The piece about straight guys made me realize that I was sitting next to a straight (or bi?) (trans-) guy who would never do any of the things that they were kvetching about. Nor would any of the straight (cis) guys that I hang around with. And what they were complaining about wasn't that bad - it was a rude comment, much as heard by anyone who breaks with the social norm whether it's on the grounds of sexual orientation, or religion, or occuption, or familial composition. It sounds more to one of the social problems that develops when you hang around in homogendered (or homo-religious/occupational/hobbyist/ethnic) social circles: you forget why others act the way they do, forget how to deal with it (because you don't have to deal with it, you just have to walk back to your bubble), and start blanket labelling - and by escheving friendly social contact, you're not left with many positive interactions.
Still. Fun. Good as a warm-up act, not a full piece.
Re: "Deserve's got nothin' to do with it"

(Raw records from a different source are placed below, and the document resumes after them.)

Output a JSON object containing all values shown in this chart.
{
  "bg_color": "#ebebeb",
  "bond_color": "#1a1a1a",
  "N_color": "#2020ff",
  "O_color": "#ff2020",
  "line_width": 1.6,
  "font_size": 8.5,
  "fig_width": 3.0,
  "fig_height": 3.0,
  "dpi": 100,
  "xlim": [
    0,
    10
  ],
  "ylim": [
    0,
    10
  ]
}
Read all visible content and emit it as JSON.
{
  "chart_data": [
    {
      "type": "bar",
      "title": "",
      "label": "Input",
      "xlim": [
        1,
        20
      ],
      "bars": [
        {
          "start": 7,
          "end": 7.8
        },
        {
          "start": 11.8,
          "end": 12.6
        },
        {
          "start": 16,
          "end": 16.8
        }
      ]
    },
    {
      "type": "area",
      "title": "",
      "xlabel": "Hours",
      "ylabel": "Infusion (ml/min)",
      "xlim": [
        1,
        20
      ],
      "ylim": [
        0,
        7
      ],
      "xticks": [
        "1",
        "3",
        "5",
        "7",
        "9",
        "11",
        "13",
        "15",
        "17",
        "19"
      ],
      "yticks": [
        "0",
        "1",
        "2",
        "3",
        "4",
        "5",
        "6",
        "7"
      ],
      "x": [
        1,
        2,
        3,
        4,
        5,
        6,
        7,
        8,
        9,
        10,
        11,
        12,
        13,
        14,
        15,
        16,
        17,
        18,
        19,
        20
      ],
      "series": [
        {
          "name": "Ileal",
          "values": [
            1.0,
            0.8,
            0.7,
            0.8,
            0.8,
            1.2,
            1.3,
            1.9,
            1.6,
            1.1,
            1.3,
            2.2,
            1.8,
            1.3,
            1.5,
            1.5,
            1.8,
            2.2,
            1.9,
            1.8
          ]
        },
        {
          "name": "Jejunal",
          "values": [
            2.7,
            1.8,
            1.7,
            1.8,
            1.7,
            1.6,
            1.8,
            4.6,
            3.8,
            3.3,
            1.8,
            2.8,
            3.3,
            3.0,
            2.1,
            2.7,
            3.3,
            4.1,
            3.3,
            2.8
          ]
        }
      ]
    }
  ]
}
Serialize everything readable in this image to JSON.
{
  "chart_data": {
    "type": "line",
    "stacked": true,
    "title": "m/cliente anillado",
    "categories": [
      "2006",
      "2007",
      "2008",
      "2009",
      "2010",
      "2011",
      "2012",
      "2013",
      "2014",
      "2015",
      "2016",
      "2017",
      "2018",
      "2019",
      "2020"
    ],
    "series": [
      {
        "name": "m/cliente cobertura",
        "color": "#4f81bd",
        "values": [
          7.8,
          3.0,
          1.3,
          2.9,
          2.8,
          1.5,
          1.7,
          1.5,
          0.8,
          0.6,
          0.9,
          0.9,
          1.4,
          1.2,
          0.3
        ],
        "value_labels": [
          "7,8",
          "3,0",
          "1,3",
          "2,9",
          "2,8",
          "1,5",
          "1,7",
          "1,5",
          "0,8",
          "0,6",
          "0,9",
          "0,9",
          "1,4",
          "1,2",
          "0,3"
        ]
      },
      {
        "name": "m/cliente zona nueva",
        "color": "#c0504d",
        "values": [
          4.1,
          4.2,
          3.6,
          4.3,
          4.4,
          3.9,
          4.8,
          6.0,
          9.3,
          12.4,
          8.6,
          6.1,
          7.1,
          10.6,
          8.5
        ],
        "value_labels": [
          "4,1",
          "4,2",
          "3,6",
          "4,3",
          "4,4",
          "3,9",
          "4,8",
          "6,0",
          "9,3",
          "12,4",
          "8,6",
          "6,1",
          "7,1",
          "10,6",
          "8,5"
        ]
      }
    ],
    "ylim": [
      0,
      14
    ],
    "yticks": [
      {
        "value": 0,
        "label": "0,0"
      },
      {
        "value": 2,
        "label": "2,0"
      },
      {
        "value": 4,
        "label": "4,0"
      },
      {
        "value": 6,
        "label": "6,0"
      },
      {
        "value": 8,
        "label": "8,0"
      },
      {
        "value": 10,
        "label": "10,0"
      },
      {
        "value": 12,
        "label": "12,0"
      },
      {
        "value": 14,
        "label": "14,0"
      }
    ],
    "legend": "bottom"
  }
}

Date: 2007-04-10 04:20 am (UTC)1) Alturism - not that people shouldn't be thanked for 'good works', but that you should do 'good works' for the sake of the work, not your ego/rewards.
2) That though I think that minorities need to open up a place for the 'majority' to ally themselves with minorities, it shouldn't mean editing our experiences, lives, and feelings about being a minority, and that the 'majority' members should recognize that b/c they do not have an understanding of what it means to be in the minority, or a specific minority, that it will take a certain amount of listening, humility, empathy, education and hard work to become a trusted ally. Basically, it's good for the soul for a priviledged person to be an outsider, and need to learn new norms and perspectives, and being an ally can be a part of that process.